Kering’s Slow Return to Growth

By Mimosa Spencer and Tassilo Hummel
PARIS (Reuters) – Luxury group Kering (EPA:PRTP) has indicated that its return to growth will take time following another quarter of weak sales from its prominent brand, Gucci, which has not yet appointed a new chief designer.

Shares in Kering rose initially on Tuesday but later stabilized as the market speculated about the company’s potential to turn around.

The French group reported a 12% decline in sales for the October-December quarter compared to the previous year, influenced significantly by a 24% drop at Gucci. This brand accounts for nearly half of Kering’s sales and two-thirds of its recurring operating profit but continues to face challenges.

In contrast, sales from Kering’s smaller brands, especially Bottega Veneta, performed better than anticipated.

Analysts at RBC expressed that these results might reassure investors, noting a modest improvement in trends despite prevailing low sentiment and favorable market positioning.

CEO Francois-Henri Pinault stated that the group has reached a stabilization point and is gearing up for gradual growth. He expressed confidence that Gucci would rebound and forecasted a slow sales recovery starting in 2025. Kering is focused on cost control and plans to close around 50 of its 1,800 stores this year.

Last week, Kering dismissed Gucci designer Sabato de Sarno without hinting at a successor. Executives contended that De Sarno’s tenure was significant for shifting the brand back to classic elegance, yet emphasized the need for fresh artistic guidance.

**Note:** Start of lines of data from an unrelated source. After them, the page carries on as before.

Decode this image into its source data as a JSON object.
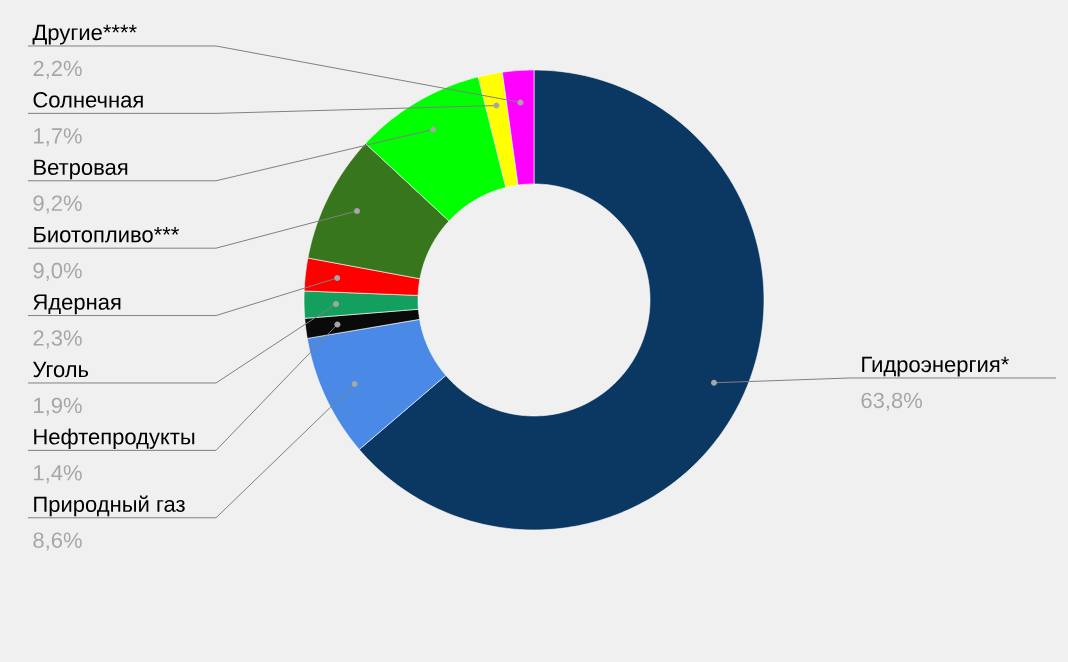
{
  "chart_data": {
    "type": "donut",
    "categories": [
      "Гидроэнергия*",
      "Природный газ",
      "Нефтепродукты",
      "Уголь",
      "Ядерная",
      "Биотопливо***",
      "Ветровая",
      "Солнечная",
      "Другие****"
    ],
    "values": [
      63.8,
      8.6,
      1.4,
      1.9,
      2.3,
      9.0,
      9.2,
      1.7,
      2.2
    ],
    "value_labels": [
      "63,8%",
      "8,6%",
      "1,4%",
      "1,9%",
      "2,3%",
      "9,0%",
      "9,2%",
      "1,7%",
      "2,2%"
    ],
    "colors": [
      "#0b3763",
      "#4a8ae6",
      "#0a0a0a",
      "#13a05f",
      "#ff0000",
      "#38761d",
      "#00ff00",
      "#ffff00",
      "#ff00ff"
    ]
  }
}
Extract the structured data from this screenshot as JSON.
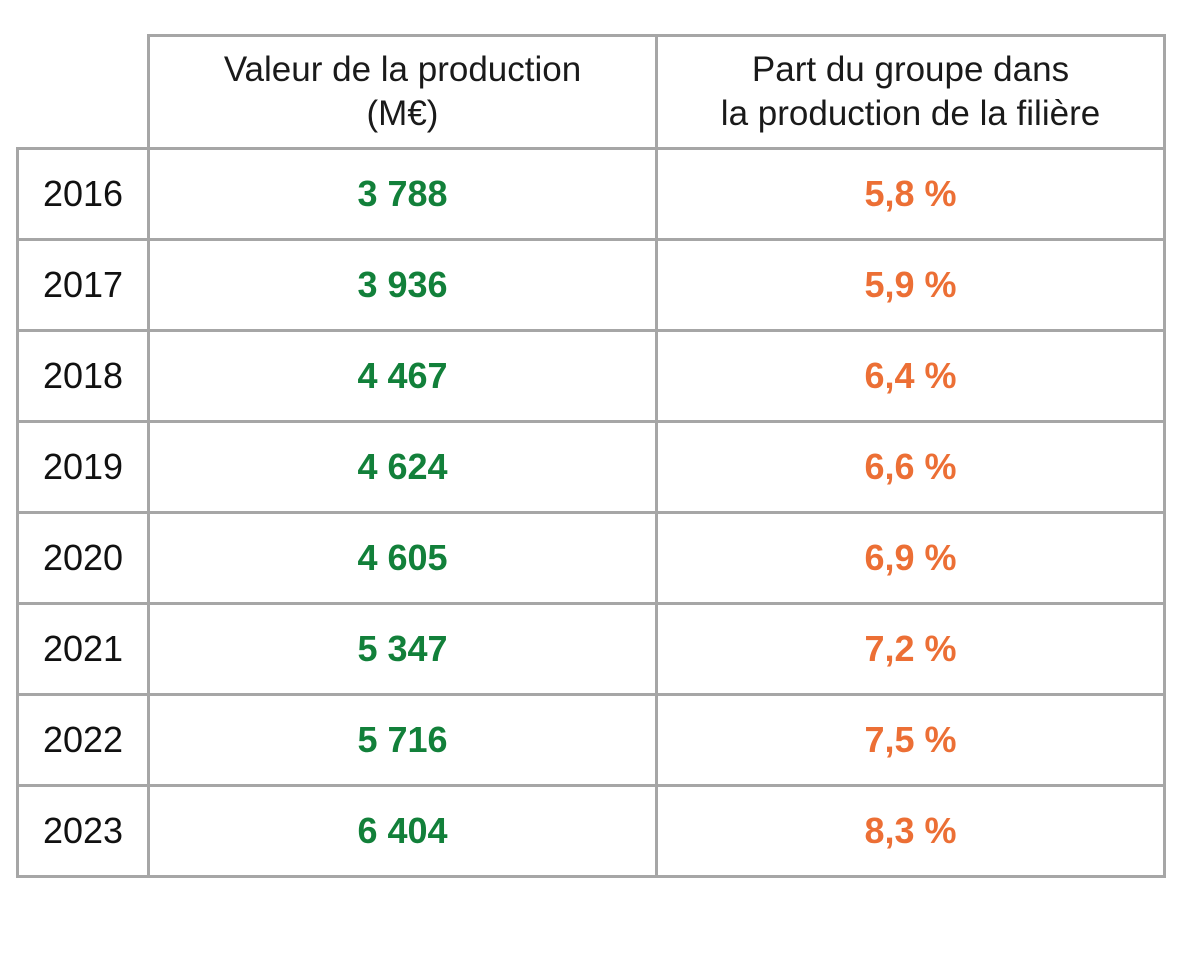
{
  "chart_data": {
    "type": "table",
    "columns": [
      {
        "lines": [
          "Valeur de la production",
          "(M€)"
        ]
      },
      {
        "lines": [
          "Part du groupe dans",
          "la production de la filière"
        ]
      }
    ],
    "rows": [
      {
        "year": "2016",
        "value": "3 788",
        "share": "5,8 %"
      },
      {
        "year": "2017",
        "value": "3 936",
        "share": "5,9 %"
      },
      {
        "year": "2018",
        "value": "4 467",
        "share": "6,4 %"
      },
      {
        "year": "2019",
        "value": "4 624",
        "share": "6,6 %"
      },
      {
        "year": "2020",
        "value": "4 605",
        "share": "6,9 %"
      },
      {
        "year": "2021",
        "value": "5 347",
        "share": "7,2 %"
      },
      {
        "year": "2022",
        "value": "5 716",
        "share": "7,5 %"
      },
      {
        "year": "2023",
        "value": "6 404",
        "share": "8,3 %"
      }
    ]
  },
  "colors": {
    "value": "#12803a",
    "share": "#ec6f35",
    "border": "#a6a6a6"
  }
}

Gucci’s sales decline in the fourth quarter highlights ongoing struggles in revitalizing its brand aesthetic, with analysts initially predicting a recovery next year but noting that recruiting a new designer could impede progress.

The luxury industry’s sales momentum is at its lowest in years, primarily affected by the property crisis in China. Finance chief Armelle Poulou reported that sales in mainland China and among global Chinese shoppers showed a combined increase of 6 percentage points from the third quarter, alongside rising sales in the U.S.

Once a leader in the fashion industry from 2016 to 2020, Gucci has fallen behind as consumer preferences have shifted. Competitors like LVMH-owned Louis Vuitton and Dior have successfully leveraged the post-pandemic demand for fashion.

Kering’s full-year recurring income from group operations reached 2.6 billion euros, slightly exceeding the anticipated 2.5 billion euros communicated in October. The company’s 12-month price-to-earnings ratio stands at 19, trailing behind LVMH at 24, Moncler at 25, and Burberry, who is currently revitalizing its brand, with a significant ratio of 60.